A que mais se destaca é a Coalizão de Jovens 25 de Janeiro, criada no primeiro dia da revolta. Está integrada por vários movimentos juvenis: Liberdade e Justiça, 6 de Abril, Campanha Juvenil para Mohammad El Baradei e Jovens pela Mudança. Também compreende a juventude de vários partidos da oposição, como Irmandade Muçulmana, Karama, Wafd, Ghad, Tagammu e Frente Democrática.

“A autoridade legítima não deriva da Constituição de 1971, mas da Revolução de 25 de Janeiro”, diz uma declaração divulgada pela Coalizão pouco depois da renúncia do presidente. A entidade tem outras reclamações que se somam às anteriores, como dissolução do governante Partido Nacional Democrático, de Mubarak. Também expressou sua vontade de “supervisionar as medidas tomadas pelo Conselho das Forças Armadas para garantir o cumprimento das reclamações da população”.

Porém, esclareceu que “não temo o monopólio” sobre a revolução. “Nenhuma pessoa tem direito de falar em nome da revolução, nem mesmo nós”, disse à IPS o coordenador de imprensa do Movimento 6 de Abril, Injie Hamdi. “A revolta de 25 de janeiro pertence a todos”, acrescentou. A Coalizão surgiu quase em seguida ao início das mobilizações, mas vários movimentos adotaram o nome 25 de Janeiro após a queda de Mubarak.

Um grupo de destacados intelectuais, escritores, comunicadores e alguns jovens líderes anunciaram, no dia 16, a formação do Conselho de Líderes da Revolução de 25 de Janeiro, cuja missão é “fazer o acompanhamento dos êxitos”. Até alguns membros do partido governante subiram no trem revolucionário após a renúncia de Mubarak e anunciaram a intenção de criar o Partido 25 de Janeiro com jovens. Mas foram ridicularizados.

“Com a saída de Mubarak foi cortada a cabeça da corrupção, e seu corpo permanece intacto”, disse Injie. “Um corpo que consiste em figuras associadas ao regime, incluídos podres funcionários de segurança, empresários e outros que se beneficiam da imoralidade”, acrescentou. “Toda tentativa de regresso disfarçado do partido de Mubarak está destinado ao fracasso pela crescente conscientização política da população”, afirmou Amr al Shobki, analista do Centro Al Ahram de Estudos Políticos e Estratégicos.

No dia 2 deste mês, nono dia de protestos, foi criado o Conselho de Sábios para mediar manifestantes e regime. Estava integrado por intelectuais e empresários, como o ganhador do Nobel de Química, Ahmed Zeweil, e o multimilionário copto Naguib Sawiris. Também foi rapidamente rejeitado pelos líderes dos protestos, muitos dos quais o viram como um estratagema para prolongar a vida do sistema. “Essa gente não nos representa, não se aproximaram para conversar”, disse à IPS o coordenador do Movimento 6 de Abril, Ahmed Maher. “Além disso, rechaçamos toda negociação prévia à renúncia incondicional de Mubarak”, acrescentou.
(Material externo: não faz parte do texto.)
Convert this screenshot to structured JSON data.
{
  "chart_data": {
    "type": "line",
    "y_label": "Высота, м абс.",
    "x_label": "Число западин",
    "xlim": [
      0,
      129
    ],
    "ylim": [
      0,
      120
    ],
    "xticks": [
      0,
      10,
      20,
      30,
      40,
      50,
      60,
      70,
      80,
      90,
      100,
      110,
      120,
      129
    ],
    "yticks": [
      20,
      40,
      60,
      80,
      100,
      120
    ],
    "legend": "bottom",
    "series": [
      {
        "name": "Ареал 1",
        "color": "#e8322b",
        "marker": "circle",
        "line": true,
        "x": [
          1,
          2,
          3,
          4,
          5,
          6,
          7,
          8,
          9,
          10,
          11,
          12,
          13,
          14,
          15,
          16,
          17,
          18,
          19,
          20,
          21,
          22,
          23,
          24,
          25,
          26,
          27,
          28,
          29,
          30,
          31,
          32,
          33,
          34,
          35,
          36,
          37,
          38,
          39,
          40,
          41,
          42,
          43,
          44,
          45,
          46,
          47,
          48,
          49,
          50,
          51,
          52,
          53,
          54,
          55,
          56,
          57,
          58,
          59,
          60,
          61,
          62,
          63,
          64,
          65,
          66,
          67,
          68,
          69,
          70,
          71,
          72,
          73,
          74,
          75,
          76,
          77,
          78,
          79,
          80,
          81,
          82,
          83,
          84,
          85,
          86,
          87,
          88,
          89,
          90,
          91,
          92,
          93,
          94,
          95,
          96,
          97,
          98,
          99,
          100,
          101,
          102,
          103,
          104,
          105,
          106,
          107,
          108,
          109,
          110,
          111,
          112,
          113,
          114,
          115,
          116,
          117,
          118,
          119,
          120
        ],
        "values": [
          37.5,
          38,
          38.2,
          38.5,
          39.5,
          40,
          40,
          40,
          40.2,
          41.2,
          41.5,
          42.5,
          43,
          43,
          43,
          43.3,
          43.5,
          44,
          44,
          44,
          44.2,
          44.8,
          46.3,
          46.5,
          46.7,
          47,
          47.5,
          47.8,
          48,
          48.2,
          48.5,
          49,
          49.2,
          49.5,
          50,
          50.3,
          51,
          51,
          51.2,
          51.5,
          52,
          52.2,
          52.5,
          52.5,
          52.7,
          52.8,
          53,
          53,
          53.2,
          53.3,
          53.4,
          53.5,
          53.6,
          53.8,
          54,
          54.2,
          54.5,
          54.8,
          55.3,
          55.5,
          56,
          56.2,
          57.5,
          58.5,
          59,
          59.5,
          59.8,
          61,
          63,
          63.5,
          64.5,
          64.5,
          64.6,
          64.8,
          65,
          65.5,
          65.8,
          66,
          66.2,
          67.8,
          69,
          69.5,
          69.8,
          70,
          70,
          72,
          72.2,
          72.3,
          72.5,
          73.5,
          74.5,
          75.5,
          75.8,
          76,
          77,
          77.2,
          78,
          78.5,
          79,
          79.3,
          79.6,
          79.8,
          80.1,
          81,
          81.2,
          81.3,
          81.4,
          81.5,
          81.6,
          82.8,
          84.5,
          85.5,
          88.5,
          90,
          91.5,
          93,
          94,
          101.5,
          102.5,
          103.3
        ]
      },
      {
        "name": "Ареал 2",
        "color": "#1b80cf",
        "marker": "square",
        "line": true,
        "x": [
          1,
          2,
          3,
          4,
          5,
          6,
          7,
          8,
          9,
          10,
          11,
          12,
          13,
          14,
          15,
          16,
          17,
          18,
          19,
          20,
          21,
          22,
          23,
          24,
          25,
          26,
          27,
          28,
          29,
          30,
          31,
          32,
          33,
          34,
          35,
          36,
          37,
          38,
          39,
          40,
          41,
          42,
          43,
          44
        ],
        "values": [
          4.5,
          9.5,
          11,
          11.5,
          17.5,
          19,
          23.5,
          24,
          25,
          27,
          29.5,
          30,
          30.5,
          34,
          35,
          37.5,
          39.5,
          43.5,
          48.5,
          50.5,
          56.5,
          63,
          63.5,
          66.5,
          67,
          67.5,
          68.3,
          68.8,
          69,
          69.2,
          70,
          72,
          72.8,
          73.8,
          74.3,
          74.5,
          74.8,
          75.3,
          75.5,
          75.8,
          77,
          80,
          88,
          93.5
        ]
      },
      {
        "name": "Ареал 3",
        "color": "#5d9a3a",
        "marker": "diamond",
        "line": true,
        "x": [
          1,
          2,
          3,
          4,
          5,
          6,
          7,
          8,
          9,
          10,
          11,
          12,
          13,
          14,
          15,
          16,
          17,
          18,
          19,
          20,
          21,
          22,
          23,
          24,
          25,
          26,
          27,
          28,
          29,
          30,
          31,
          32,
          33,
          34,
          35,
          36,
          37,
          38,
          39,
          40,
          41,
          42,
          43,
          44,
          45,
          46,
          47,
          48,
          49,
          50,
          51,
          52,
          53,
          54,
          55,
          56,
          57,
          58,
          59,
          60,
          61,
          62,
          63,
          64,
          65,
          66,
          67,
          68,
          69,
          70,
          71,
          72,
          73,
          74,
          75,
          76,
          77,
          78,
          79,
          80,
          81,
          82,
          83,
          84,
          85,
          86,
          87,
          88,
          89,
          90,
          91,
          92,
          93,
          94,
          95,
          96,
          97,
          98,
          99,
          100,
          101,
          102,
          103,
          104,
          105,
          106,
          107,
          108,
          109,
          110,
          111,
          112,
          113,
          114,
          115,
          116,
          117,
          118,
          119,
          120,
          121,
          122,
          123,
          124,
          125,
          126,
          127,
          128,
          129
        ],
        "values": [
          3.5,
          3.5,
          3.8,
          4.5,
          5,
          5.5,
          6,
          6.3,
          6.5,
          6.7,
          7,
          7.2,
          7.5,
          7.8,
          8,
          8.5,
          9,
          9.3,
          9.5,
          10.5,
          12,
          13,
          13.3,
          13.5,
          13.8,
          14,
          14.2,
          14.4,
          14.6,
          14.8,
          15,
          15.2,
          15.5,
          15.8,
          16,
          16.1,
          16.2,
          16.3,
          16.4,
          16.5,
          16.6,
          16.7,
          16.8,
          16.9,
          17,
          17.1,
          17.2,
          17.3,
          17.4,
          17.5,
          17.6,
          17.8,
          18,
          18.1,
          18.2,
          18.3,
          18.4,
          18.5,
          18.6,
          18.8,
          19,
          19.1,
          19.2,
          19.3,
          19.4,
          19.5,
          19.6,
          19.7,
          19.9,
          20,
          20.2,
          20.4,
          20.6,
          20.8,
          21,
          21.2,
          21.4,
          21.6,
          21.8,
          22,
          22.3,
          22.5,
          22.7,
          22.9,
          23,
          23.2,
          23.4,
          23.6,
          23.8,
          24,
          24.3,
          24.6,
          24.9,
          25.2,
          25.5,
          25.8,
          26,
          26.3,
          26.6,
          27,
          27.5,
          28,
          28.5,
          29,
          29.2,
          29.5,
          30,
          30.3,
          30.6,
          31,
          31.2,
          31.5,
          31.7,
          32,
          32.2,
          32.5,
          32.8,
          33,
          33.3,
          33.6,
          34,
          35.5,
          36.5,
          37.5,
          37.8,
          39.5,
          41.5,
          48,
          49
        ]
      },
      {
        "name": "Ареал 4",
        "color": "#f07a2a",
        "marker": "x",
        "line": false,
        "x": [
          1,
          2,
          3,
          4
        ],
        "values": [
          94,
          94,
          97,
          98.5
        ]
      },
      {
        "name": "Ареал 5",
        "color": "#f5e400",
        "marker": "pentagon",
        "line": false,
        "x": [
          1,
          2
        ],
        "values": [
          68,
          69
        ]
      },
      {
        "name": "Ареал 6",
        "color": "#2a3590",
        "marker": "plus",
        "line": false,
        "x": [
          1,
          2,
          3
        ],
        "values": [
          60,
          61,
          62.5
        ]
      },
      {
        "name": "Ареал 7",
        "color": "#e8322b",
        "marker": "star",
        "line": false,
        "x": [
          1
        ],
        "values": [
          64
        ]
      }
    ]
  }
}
Os jovens líderes revolucionários também arremeteram contra os partidos de oposição “oficiais”, muitos dos quais no pior da revolta deram seu apoio ao regime. “Pediram com urgência que os manifestantes aceitassem as concessões do regime e suspendessem as manifestações. Quando Mubarak partiu deram uma guinada de 180 graus”’, afirmou Injie. A competição para ser a voz dos manifestantes “seguirá até haver eleições presidenciais e parlamentares. Depois, os eleitos terão autoridade para falar pelo povo”, disse Amr al Shobki.